Nuclear catastrophe
Brenda Weaver keeps her daughter's eyes in a small cardboard box. "I don't know why I keep them really. Sort of sentimental, I guess." Her finger lovingly fishes inside the box, turning each eye over as if she were looking for one in particular. The beautiful painted glass balls record the history of Brenda's daughter, Jamie. They stare at you coldly. Jamie was born in 1965 without eyeballs in the sockets. According to her doctor, this was the result of exposure to iodine-31 from the Hanford plant.
A quote from a Stephen King chiller? Dialog from a Hitchcock film? No, this is a true story from a new book called Real Lives, Half Lives, Tales from the Atomic Wasteland by Jeremy Hall.
Hanford is located in the Pacific north-west of Washington State. It is here plutonium was manufactured for the very first successful A-bomb test at Alomogordo, New Mexico in 1945. It was at this event that, spellbound by his handiwork, the nuclear scientist J. Robert Oppenheimer uttered the line from Bhagavad Gita, "I am Death, Destroyer of Worlds."

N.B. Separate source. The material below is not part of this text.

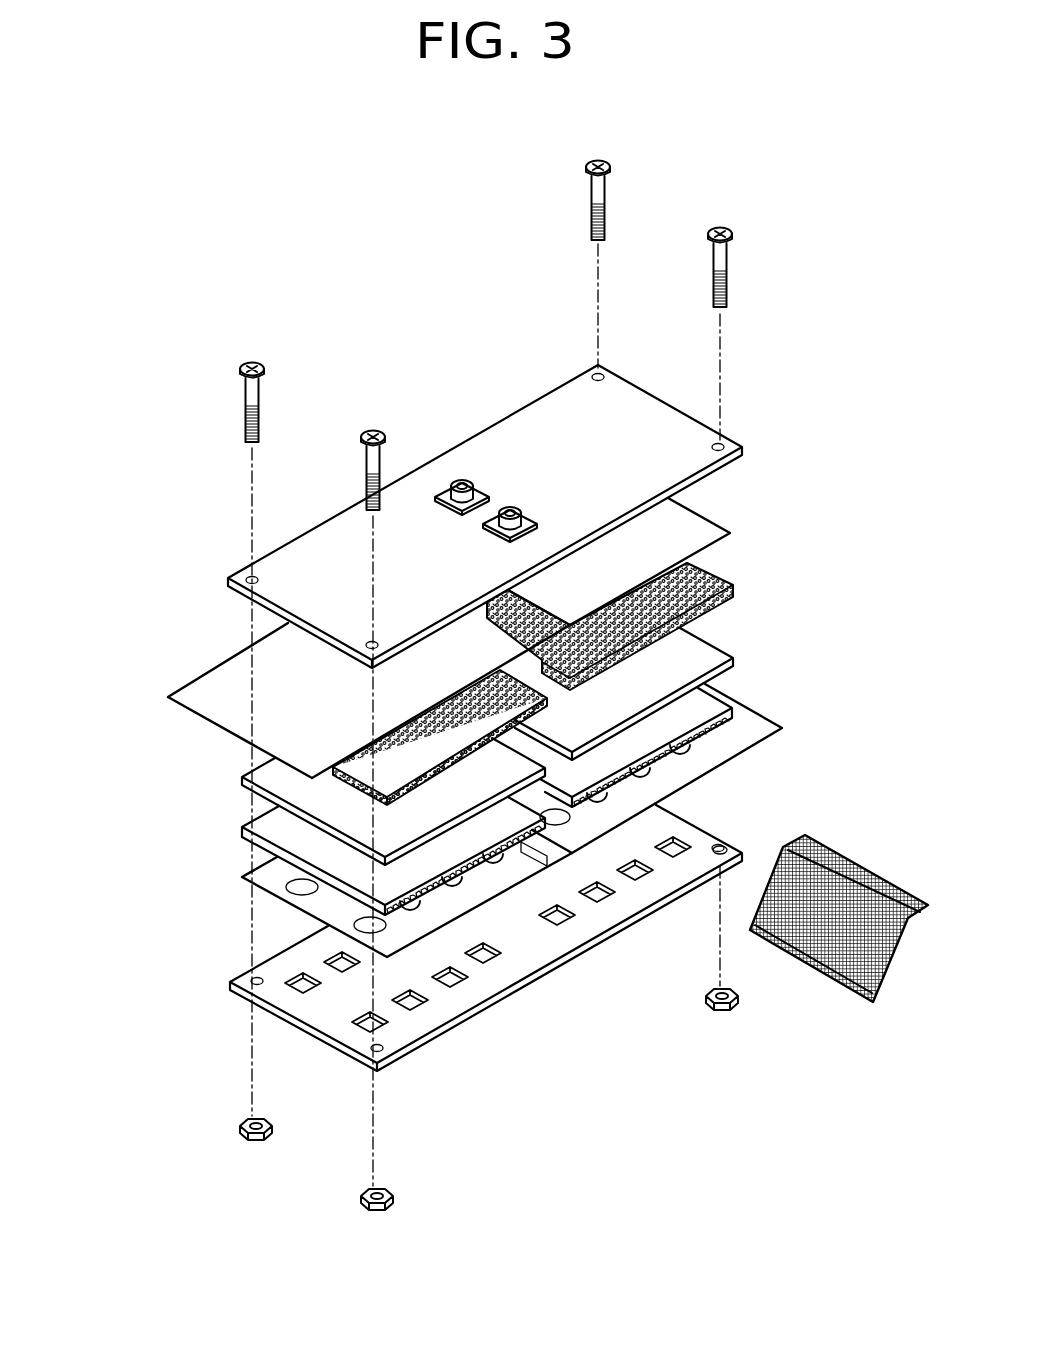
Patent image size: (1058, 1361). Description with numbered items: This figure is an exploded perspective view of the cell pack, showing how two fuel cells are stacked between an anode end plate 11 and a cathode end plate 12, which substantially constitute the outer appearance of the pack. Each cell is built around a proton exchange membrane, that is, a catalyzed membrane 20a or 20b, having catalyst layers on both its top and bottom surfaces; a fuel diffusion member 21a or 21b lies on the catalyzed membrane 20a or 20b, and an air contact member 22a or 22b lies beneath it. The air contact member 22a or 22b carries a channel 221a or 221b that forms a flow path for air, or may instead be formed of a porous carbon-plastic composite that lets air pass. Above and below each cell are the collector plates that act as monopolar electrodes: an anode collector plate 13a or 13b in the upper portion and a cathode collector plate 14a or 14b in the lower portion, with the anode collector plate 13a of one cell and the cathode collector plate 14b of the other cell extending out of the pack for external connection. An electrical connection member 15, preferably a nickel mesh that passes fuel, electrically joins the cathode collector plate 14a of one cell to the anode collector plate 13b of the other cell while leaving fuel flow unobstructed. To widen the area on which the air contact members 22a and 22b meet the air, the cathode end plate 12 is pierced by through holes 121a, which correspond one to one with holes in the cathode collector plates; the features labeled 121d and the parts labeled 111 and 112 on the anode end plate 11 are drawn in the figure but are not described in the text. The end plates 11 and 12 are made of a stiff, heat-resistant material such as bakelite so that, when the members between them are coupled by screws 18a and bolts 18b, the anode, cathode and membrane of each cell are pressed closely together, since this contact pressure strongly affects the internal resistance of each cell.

It could have been Chernobyl or the Taiwanese nuclear plant (remember, they wish to send their nuclear waste to North Korea of all places), home to large numbers of Quasimodo fish. It is the tocsin of destruction they chime, the Quasimodo, like the poor unfortunate Notre Dame in Hugo's novel, seriously deformed. Mutants.
It could also have been Sellafield in England's northwest where British Nuclear Fuels pumped irradiated waste into the Irish Sea. The area now has one of the highest rates of leukemia in the United Kingdom. Up in the hills in the lovely Lake District behind Sellafield, they also know about nuclear radiation. Farmers were forced to destroy thousands of sheep after the Chernobyl cloud with its pure ruthenium affected their pastures.
Is this what awaits the people of the Muria peninsula?